İki ayrı siyasi parti var. Dolayısıyla biz eleştirmeyecek miyiz? Doğru bulmadıklarımızı söylemeyecek miyiz? Elbette söyleyeceğiz. 3 yıldır Balgat'tan (MHP Genel Merkezi'nin bulunduğu bölge) bana doğru yani bizzat şahsıma yönelik söylenenleri ortaya koymaya, anlatmaya terbiyem müsaade etmiyor.
"İPİN UCU KAÇTI"
Dolayısıyla ipin ucu kaçtı. Şunu da söylemek lazım, ben yani ecel ne bir nefes evvel ne bir nefes sonraya inanan bir insanım. Buna iman etmiş bir insanım. Benim açımdan bu manada korkmak, sinmek gibi bir durum söz konusu olamaz.
Ancak herkes diline, tavrına, salvolarına dikkat etmek durumunda. Böyle bir şey olur mu? Bir partinin genel başkanını başka bir partinin genel başkanı tehdit ediyor.
Edep dışı, ahlak dışı bir cümlem yok benim. Sayın Bahçeli'ye karşı böyle bir şeyim olmadı. Ama sayarsak kendisinin yönlendirmesiyle bana karşı yapılan o nitelemeleri sokağa çıkamaz. Dediğim gibi aile terbiyem müsaade etmiyor bunları söylemeye.
"İFTİRAYA UĞRADIM"
Enteresan olan nedir biliyor musunuz?

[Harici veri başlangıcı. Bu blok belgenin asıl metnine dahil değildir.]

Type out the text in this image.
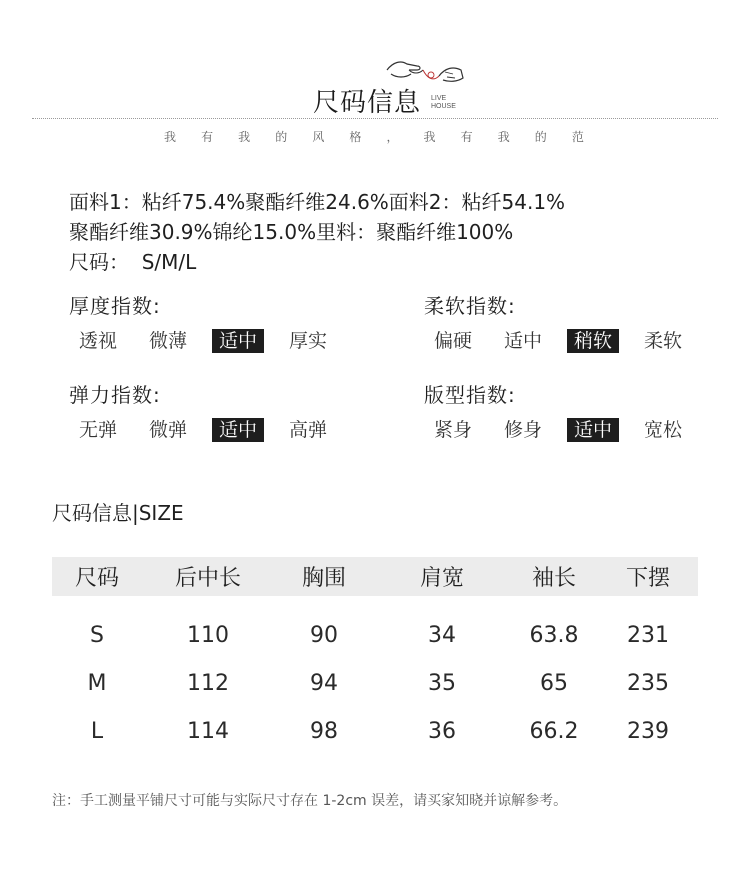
尺码信息 LIVE
HOUSE
我 有 我 的 风 格 ， 我 有 我 的 范
面料1：粘纤75.4%聚酯纤维24.6%面料2：粘纤54.1%
聚酯纤维30.9%锦纶15.0%里料：聚酯纤维100%
尺码：  S/M/L
厚度指数:
透视	微薄	适中	厚实
柔软指数:
偏硬	适中	稍软	柔软
弹力指数:
无弹	微弹	适中	高弹
版型指数:
紧身	修身	适中	宽松
尺码信息|SIZE
尺码	后中长	胸围	肩宽	袖长	下摆
S	110	90	34	63.8	231
M	112	94	35	65	235
L	114	98	36	66.2	239
注：手工测量平铺尺寸可能与实际尺寸存在 1-2cm 误差，请买家知晓并谅解参考。
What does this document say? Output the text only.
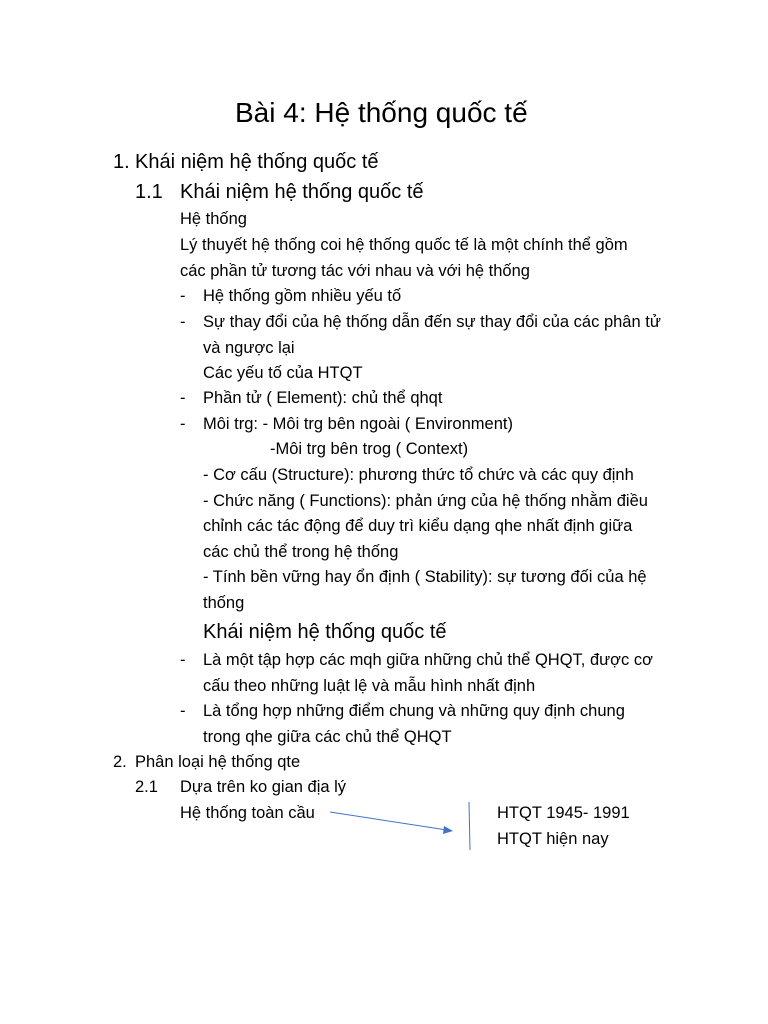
Bài 4: Hệ thống quốc tế
1. Khái niệm hệ thống quốc tế
1.1 Khái niệm hệ thống quốc tế
Hệ thống
Lý thuyết hệ thống coi hệ thống quốc tế là một chính thể gồm
các phần tử tương tác với nhau và với hệ thống
- Hệ thống gồm nhiều yếu tố
- Sự thay đổi của hệ thống dẫn đến sự thay đổi của các phân tử
và ngược lại
Các yếu tố của HTQT
- Phần tử ( Element): chủ thể qhqt
- Môi trg: - Môi trg bên ngoài ( Environment)
-Môi trg bên trog ( Context)
- Cơ cấu (Structure): phương thức tổ chức và các quy định
- Chức năng ( Functions): phản ứng của hệ thống nhằm điều
chỉnh các tác động để duy trì kiểu dạng qhe nhất định giữa
các chủ thể trong hệ thống
- Tính bền vững hay ổn định ( Stability): sự tương đối của hệ
thống
Khái niệm hệ thống quốc tế
- Là một tập hợp các mqh giữa những chủ thể QHQT, được cơ
cấu theo những luật lệ và mẫu hình nhất định
- Là tổng hợp những điểm chung và những quy định chung
trong qhe giữa các chủ thể QHQT
2. Phân loại hệ thống qte
2.1 Dựa trên ko gian địa lý
Hệ thống toàn cầu	HTQT 1945- 1991
HTQT hiện nay
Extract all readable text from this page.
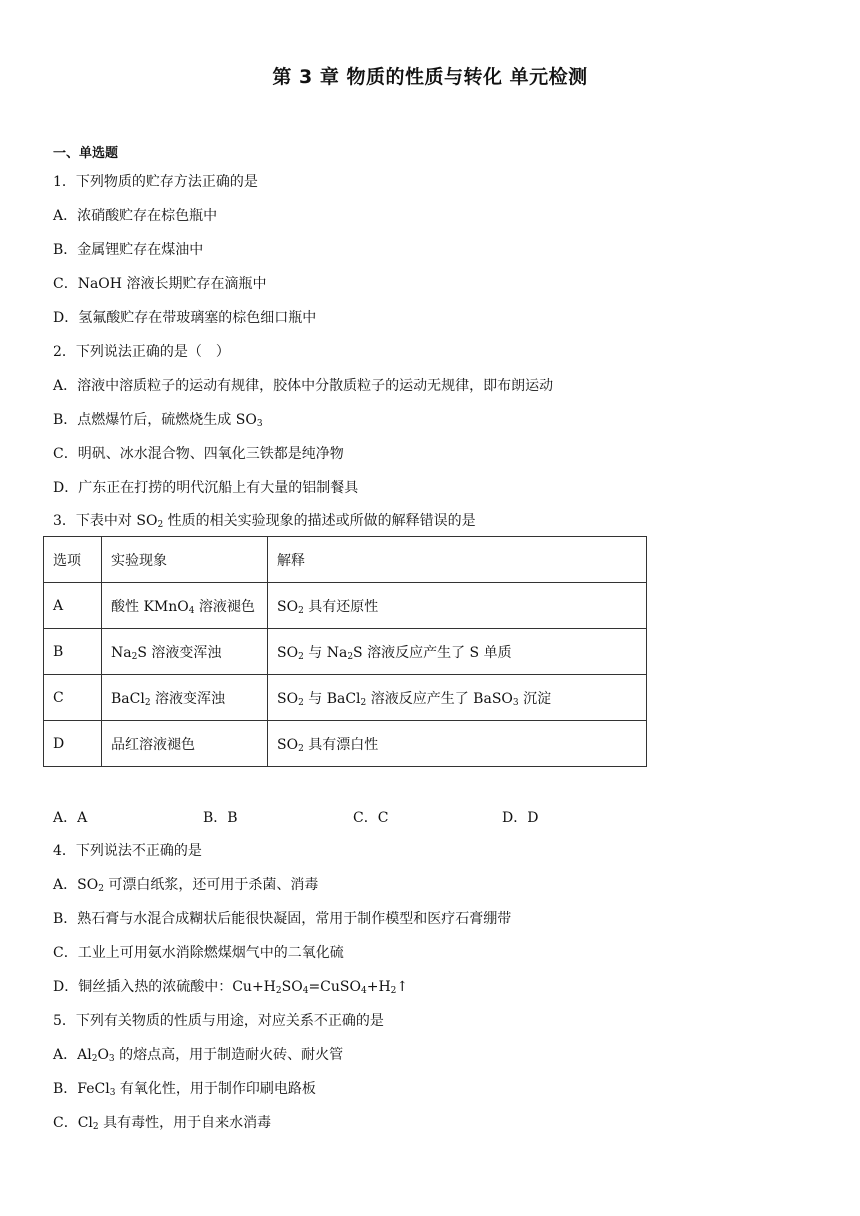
第 3 章 物质的性质与转化 单元检测
一、单选题
1．下列物质的贮存方法正确的是
A．浓硝酸贮存在棕色瓶中
B．金属锂贮存在煤油中
C．NaOH 溶液长期贮存在滴瓶中
D．氢氟酸贮存在带玻璃塞的棕色细口瓶中
2．下列说法正确的是（　）
A．溶液中溶质粒子的运动有规律，胶体中分散质粒子的运动无规律，即布朗运动
B．点燃爆竹后，硫燃烧生成 $SO_3$
C．明矾、冰水混合物、四氧化三铁都是纯净物
D．广东正在打捞的明代沉船上有大量的铝制餐具
3．下表中对 $SO_2$ 性质的相关实验现象的描述或所做的解释错误的是
选项	实验现象	解释
A	酸性 KMnO$_4$ 溶液褪色	$SO_2$ 具有还原性
B	$Na_2S$ 溶液变浑浊	$SO_2$ 与 $Na_2S$ 溶液反应产生了 S 单质
C	BaCl$_2$ 溶液变浑浊	$SO_2$ 与 BaCl$_2$ 溶液反应产生了 BaSO$_3$ 沉淀
D	品红溶液褪色	$SO_2$ 具有漂白性
A．A	B．B	C．C	D．D
4．下列说法不正确的是
A．$SO_2$ 可漂白纸浆，还可用于杀菌、消毒
B．熟石膏与水混合成糊状后能很快凝固，常用于制作模型和医疗石膏绷带
C．工业上可用氨水消除燃煤烟气中的二氧化硫
D．铜丝插入热的浓硫酸中：$Cu+H_2SO_4=CuSO_4+H_2↑$
5．下列有关物质的性质与用途，对应关系不正确的是
A．$Al_2O_3$ 的熔点高，用于制造耐火砖、耐火管
B．FeCl$_3$ 有氧化性，用于制作印刷电路板
C．$Cl_2$ 具有毒性，用于自来水消毒
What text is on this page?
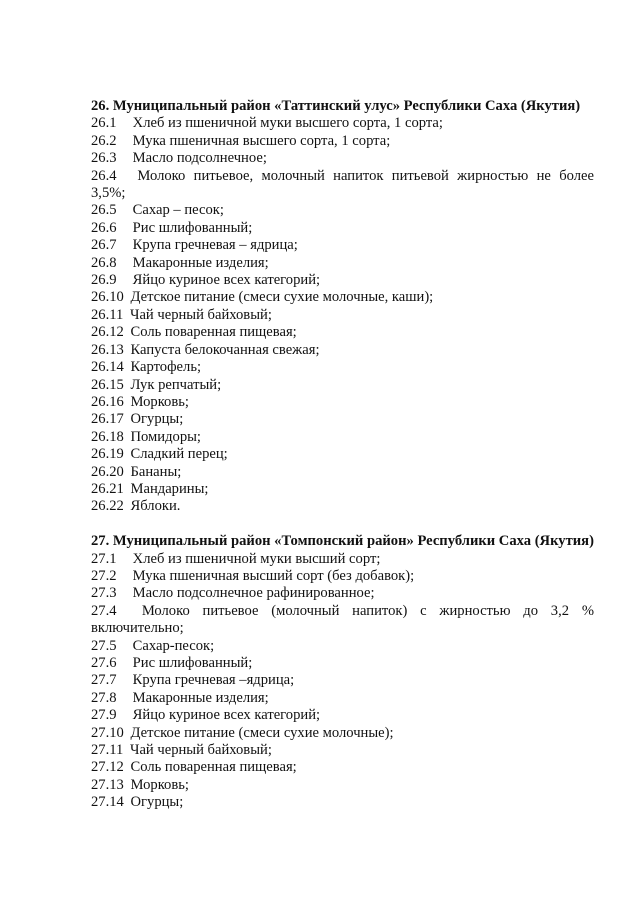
26. Муниципальный район «Таттинский улус» Республики Саха (Якутия)

26.1 Хлеб из пшеничной муки высшего сорта, 1 сорта;

26.2 Мука пшеничная высшего сорта, 1 сорта;

26.3 Масло подсолнечное;

26.4 Молоко питьевое, молочный напиток питьевой жирностью не более 3,5%;

26.5 Сахар – песок;

26.6 Рис шлифованный;

26.7 Крупа гречневая – ядрица;

26.8 Макаронные изделия;

26.9 Яйцо куриное всех категорий;

26.10 Детское питание (смеси сухие молочные, каши);

26.11 Чай черный байховый;

26.12 Соль поваренная пищевая;

26.13 Капуста белокочанная свежая;

26.14 Картофель;

26.15 Лук репчатый;

26.16 Морковь;

26.17 Огурцы;

26.18 Помидоры;

26.19 Сладкий перец;

26.20 Бананы;

26.21 Мандарины;

26.22 Яблоки.

27. Муниципальный район «Томпонский район» Республики Саха (Якутия)

27.1 Хлеб из пшеничной муки высший сорт;

27.2 Мука пшеничная высший сорт (без добавок);

27.3 Масло подсолнечное рафинированное;

27.4 Молоко питьевое (молочный напиток) с жирностью до 3,2 % включительно;

27.5 Сахар-песок;

27.6 Рис шлифованный;

27.7 Крупа гречневая –ядрица;

27.8 Макаронные изделия;

27.9 Яйцо куриное всех категорий;

27.10 Детское питание (смеси сухие молочные);

27.11 Чай черный байховый;

27.12 Соль поваренная пищевая;

27.13 Морковь;

27.14 Огурцы;
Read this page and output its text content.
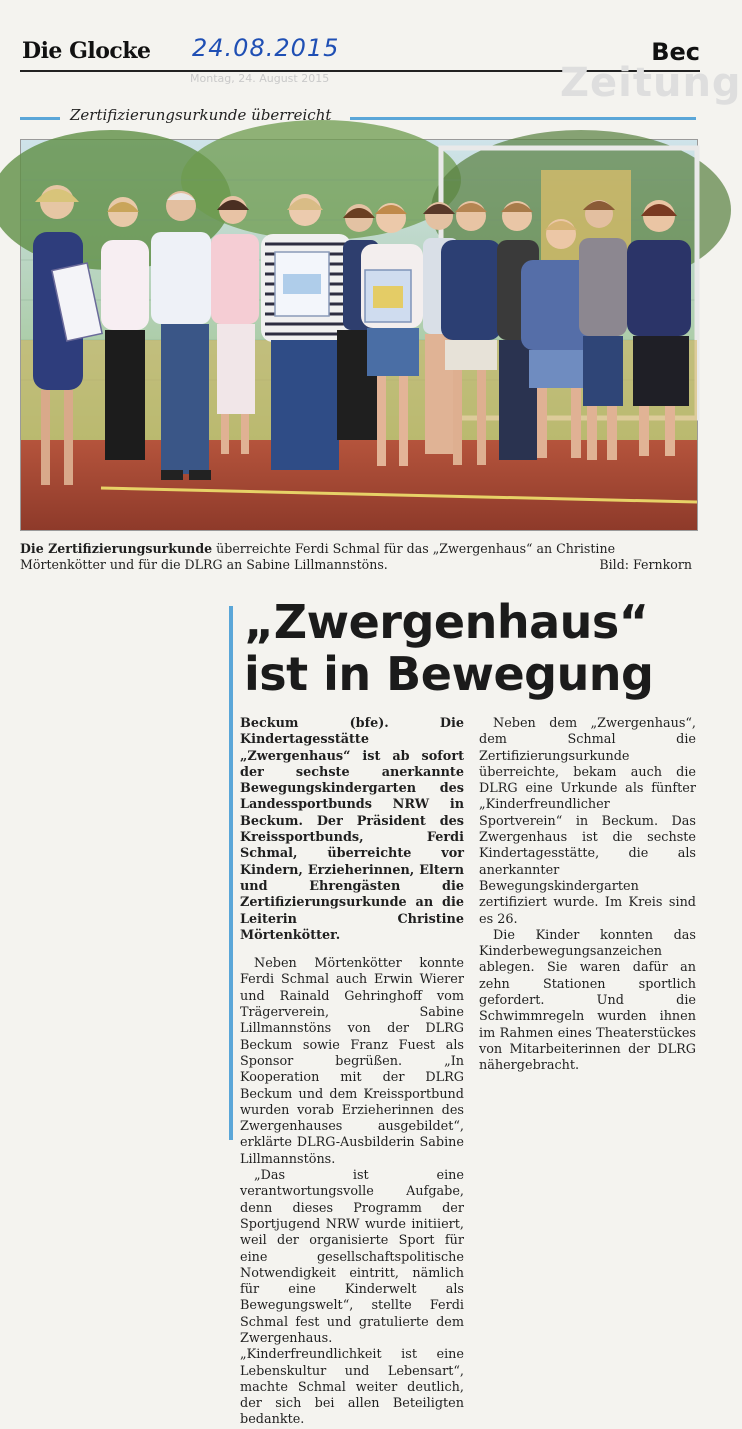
Die Glocke 24.08.2015	Bec
Montag, 24. August 2015	Zeitung
Zertifizierungsurkunde überreicht
Die Zertifizierungsurkunde überreichte Ferdi Schmal für das „Zwergenhaus“ an Christine Mörtenkötter und für die DLRG an Sabine Lillmannstöns.	Bild: Fernkorn
„Zwergenhaus“
ist in Bewegung

Beckum (bfe). Die Kindertagesstätte „Zwergenhaus“ ist ab sofort der sechste anerkannte Bewegungskindergarten des Landessportbunds NRW in Beckum. Der Präsident des Kreissportbunds, Ferdi Schmal, überreichte vor Kindern, Erzieherinnen, Eltern und Ehrengästen die Zertifizierungsurkunde an die Leiterin Christine Mörtenkötter.

Neben Mörtenkötter konnte Ferdi Schmal auch Erwin Wierer und Rainald Gehringhoff vom Trägerverein, Sabine Lillmannstöns von der DLRG Beckum sowie Franz Fuest als Sponsor begrüßen. „In Kooperation mit der DLRG Beckum und dem Kreissportbund wurden vorab Erzieherinnen des Zwergenhauses ausgebildet“, erklärte DLRG-Ausbilderin Sabine Lillmannstöns.

„Das ist eine verantwortungsvolle Aufgabe, denn dieses Programm der Sportjugend NRW wurde initiiert, weil der organisierte Sport für eine gesellschaftspolitische Notwendigkeit eintritt, nämlich für eine Kinderwelt als Bewegungswelt“, stellte Ferdi Schmal fest und gratulierte dem Zwergenhaus. „Kinderfreundlichkeit ist eine Lebenskultur und Lebensart“, machte Schmal weiter deutlich, der sich bei allen Beteiligten bedankte.

Neben dem „Zwergenhaus“, dem Schmal die Zertifizierungsurkunde überreichte, bekam auch die DLRG eine Urkunde als fünfter „Kinderfreundlicher Sportverein“ in Beckum. Das Zwergenhaus ist die sechste Kindertagesstätte, die als anerkannter Bewegungskindergarten zertifiziert wurde. Im Kreis sind es 26.

Die Kinder konnten das Kinderbewegungsanzeichen ablegen. Sie waren dafür an zehn Stationen sportlich gefordert. Und die Schwimmregeln wurden ihnen im Rahmen eines Theaterstückes von Mitarbeiterinnen der DLRG nähergebracht.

Bahçeli meselesi ayrı da, Sayın Recep Tayyip Erdoğan'ın devri iktidarında sadece benim karşılaştığım bazı olaylar var. Daha evvel 7 Haziran seçimlerinde çok ağır bir iftiraya uğradım.
Yine 19 Haziran, MHP ile ilgili kongreden sonra Balgat üzerinden torunumun mezhebine kadar giden çok ağır iftiralara uğradım. O aradaki geçenleri saymıyorum.
"BUNLARIN HEPSİ TAYYİP BEY'İN İKTİDARINDA OLUYOR"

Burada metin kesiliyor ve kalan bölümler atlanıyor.